Modifies the terms of the Authority’s permitted capital expenditures covenant to affirmatively allow for the existing $125 million of permitted capital expenditures to be utilized for Mohegan Sun at Pocono Downs in addition to Mohegan Sun and related businesses, including the payment of licensing fees associated with those operations.


   

Permanently reduces the revolving commitments by $25 million.

 

   

Modifies the terms of the applicable pricing rates. The Authority’s modified rates are as follows: (i) the applicable rate for Base Rate loans is between 1.25% and 2.75%; (ii) the applicable rate for Eurodollar Rate loans is between 2.50% and 4.00%; and (iii) the applicable rate for commitment fees is between 0.20% and 0.50%.

The foregoing description of Amendment No. 1 does not purport to be complete and is subject to, and qualified in its entirety by, the full text of Amendment No. 1, a copy of which will be filed as an exhibit to the Authority’s next applicable periodic report.

Section 2 - Financial Information

 

Item 2.03 Creation of a Direct Financial Obligation or an Obligation under an Off-Balance Sheet Arrangement of a Registrant.

The information set forth under Item 1.01 of this Current Report on Form 8-K is hereby incorporated by reference into this Item 2.03.

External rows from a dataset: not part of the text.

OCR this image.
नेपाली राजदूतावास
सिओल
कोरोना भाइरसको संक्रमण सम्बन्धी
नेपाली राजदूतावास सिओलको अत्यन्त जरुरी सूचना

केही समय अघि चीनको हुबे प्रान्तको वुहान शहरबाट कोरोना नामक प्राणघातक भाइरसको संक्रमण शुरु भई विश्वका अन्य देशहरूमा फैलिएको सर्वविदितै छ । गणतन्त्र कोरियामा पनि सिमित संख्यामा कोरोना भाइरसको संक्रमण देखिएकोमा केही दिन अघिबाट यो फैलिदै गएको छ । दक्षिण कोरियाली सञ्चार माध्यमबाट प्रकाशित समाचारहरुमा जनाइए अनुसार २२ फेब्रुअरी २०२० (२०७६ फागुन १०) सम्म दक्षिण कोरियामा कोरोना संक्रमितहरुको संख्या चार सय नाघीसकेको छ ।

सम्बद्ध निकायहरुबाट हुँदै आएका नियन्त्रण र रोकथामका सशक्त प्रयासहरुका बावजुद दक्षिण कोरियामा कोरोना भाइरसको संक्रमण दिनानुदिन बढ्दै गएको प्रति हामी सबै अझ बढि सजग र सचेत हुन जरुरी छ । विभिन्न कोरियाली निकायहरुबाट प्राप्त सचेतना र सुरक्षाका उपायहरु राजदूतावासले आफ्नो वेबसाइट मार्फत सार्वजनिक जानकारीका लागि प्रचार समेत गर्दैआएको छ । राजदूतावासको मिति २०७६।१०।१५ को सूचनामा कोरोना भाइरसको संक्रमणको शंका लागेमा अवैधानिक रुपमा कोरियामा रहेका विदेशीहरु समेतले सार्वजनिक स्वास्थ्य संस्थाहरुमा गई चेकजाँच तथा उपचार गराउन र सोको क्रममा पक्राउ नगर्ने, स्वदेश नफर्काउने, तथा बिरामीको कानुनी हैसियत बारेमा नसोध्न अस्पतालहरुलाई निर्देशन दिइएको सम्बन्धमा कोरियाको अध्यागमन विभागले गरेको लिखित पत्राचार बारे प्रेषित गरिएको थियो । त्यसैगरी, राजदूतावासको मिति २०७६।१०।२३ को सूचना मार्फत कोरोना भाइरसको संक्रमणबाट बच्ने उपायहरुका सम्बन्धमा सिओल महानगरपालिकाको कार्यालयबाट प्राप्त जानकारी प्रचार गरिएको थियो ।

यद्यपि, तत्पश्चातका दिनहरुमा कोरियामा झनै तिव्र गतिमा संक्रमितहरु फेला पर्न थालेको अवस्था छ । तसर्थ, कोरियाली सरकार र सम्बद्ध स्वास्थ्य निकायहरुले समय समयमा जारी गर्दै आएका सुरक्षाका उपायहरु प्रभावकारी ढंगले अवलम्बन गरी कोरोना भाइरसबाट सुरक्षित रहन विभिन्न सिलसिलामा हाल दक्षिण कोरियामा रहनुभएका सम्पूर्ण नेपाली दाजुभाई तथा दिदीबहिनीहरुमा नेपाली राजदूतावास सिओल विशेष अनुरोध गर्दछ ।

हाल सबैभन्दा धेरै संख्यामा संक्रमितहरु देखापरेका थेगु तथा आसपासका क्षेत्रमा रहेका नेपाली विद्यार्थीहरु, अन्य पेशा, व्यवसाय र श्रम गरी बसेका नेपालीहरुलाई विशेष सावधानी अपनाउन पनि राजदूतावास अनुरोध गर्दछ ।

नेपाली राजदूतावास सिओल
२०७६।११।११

Section 9 - Financial Statements and Exhibits

 

Item 9.01 Financial Statements and Exhibits.

(d) Exhibits

The following exhibit is furnished as part of this Current Report:

99.1 Press Release of the Mohegan Tribal Gaming Authority, dated October 26, 2009.


SIGNATURES

Pursuant to the requirements of the Securities Exchange Act of 1934, the registrant has duly caused this report to be signed on its behalf by the undersigned hereunto duly authorized.

 

  MOHEGAN TRIBAL GAMING AUTHORITY
Date: October 30, 2009   By:   /S/    MARILYNN R. MALERBA        
    Marilynn R. Malerba
    Chairwoman, Management Board


Exhibit Index

 

Exhibit
No.

  

Description

99.1    Press Release of the Mohegan Tribal Gaming Authority, dated October 26, 2009.